Fazlur Rahman (1919 M- 1988 M) dikenal dalam islamic studies sebagai tokoh
intelektual Islam modernis yang tergolong brilliant. Sebagai tokoh intelektual Islam,
Fazlur Rahman tidak menutup mata terhadap tantangan kehidupan modern
yang penuh dengan permasalahan.
Berdasarkan keadaan ini nampaknya membuat Fazlur Rahman berpikir keras untuk menemukan
suatu metode yang mampu mengatasi problem yang
muncul dikalangan umat Islam.
Pada dasarnya untuk mengatasi suatu problem,
umat Islam memerlukan pemahaman terhadapa Alquran dan Sunah Nabi yang menjadi
sumber hukum dan pedoman hidupnya. Berkaitan dengan hal ini, untuk memahami
Alquran dan Sunah, Fazlur Rahman menawarkan sebuah teori yang dikenal dengan
istilah teori gerak ganda (double movement theory). Teori ini merupakan
suatu proses penafsiran yang ditempuh melalui dua gerakan (langkah) dari
situasi sekarang ke masa Alquran diturunkan dan kembali pada masa sekarang. Lantas
bagaimana penjelasan rincinya? Berikut akan penulis paparkan.
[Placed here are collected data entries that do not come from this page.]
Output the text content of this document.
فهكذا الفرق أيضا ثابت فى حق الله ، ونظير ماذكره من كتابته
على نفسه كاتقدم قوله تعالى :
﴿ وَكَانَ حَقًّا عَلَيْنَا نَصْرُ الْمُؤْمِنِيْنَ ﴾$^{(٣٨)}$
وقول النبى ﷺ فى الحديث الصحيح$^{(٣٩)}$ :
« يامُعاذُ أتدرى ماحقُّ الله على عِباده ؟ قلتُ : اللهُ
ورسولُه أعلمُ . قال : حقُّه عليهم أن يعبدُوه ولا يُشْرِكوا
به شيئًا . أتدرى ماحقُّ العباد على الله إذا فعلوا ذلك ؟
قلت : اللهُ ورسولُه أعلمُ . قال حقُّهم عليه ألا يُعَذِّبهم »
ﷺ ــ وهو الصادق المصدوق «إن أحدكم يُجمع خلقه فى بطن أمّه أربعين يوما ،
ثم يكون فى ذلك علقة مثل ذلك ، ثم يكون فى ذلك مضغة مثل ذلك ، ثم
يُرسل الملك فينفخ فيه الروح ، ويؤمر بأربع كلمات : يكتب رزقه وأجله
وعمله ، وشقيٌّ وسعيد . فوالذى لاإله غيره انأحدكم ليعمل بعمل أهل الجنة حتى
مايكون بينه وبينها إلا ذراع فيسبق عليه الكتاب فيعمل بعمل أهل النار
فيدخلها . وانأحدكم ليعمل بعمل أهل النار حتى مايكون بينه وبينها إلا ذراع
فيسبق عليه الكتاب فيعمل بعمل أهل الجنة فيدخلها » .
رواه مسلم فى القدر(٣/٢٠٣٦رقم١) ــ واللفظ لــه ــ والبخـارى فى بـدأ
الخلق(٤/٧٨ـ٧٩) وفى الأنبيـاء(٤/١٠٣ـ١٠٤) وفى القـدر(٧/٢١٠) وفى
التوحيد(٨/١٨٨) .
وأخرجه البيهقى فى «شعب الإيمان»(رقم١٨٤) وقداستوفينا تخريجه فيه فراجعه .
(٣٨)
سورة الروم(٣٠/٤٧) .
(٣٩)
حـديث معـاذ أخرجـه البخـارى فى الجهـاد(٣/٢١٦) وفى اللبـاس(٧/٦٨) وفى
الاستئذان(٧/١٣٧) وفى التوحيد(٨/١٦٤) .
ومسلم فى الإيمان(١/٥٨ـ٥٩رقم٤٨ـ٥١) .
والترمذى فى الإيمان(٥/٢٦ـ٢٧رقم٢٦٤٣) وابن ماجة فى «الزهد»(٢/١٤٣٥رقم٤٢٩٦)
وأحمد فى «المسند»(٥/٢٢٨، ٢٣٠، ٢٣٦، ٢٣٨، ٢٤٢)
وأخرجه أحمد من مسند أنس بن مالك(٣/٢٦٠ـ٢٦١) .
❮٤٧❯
A. Biografi singkat Fazlur Rahman
Fazlur Rahman selanjutnya disebut Rahman dilahirkan pada tanggal 21
September 1919 di Hazara sebelum terpecahnya India yang sekarang merupakan
bagian dari Pakistan. Dia berasal dari keluarga religius, ayahnya Maulana
Shihabuddin adalah alumni dari sekolah menengah terkemuka di India Darul Ulum
Deoband. Di Doeband ayahnya belajar kepada beberapa tokoh yang terkemuka, diantaranya
Maulana Mahmud Hasan (wafat 1920) atau yang lebih dikenal dengan Syaikh Al-Hind
dan seorang fakih terkenal Maulana Rasyid Ahmad Gangohi (wafat 1905)[1]
Pada masa kanak-kanak, Rahman mendapatkan pendidikan formal di
Madrasah, di samping itu Rahman juga mendapatkan pembelajaran keislaman oleh
ayahnya. Rahman telah belajar ilmu-ilmu keislam semenjak dini, meliputi bahasa
Arab, Persia, Retorika (Mantiq), hadis, tafsir, fiqh, dan
sebagainya. Pada usia 10 tahun, Fazlur Rahman telah menamatkan hafalan Aquran.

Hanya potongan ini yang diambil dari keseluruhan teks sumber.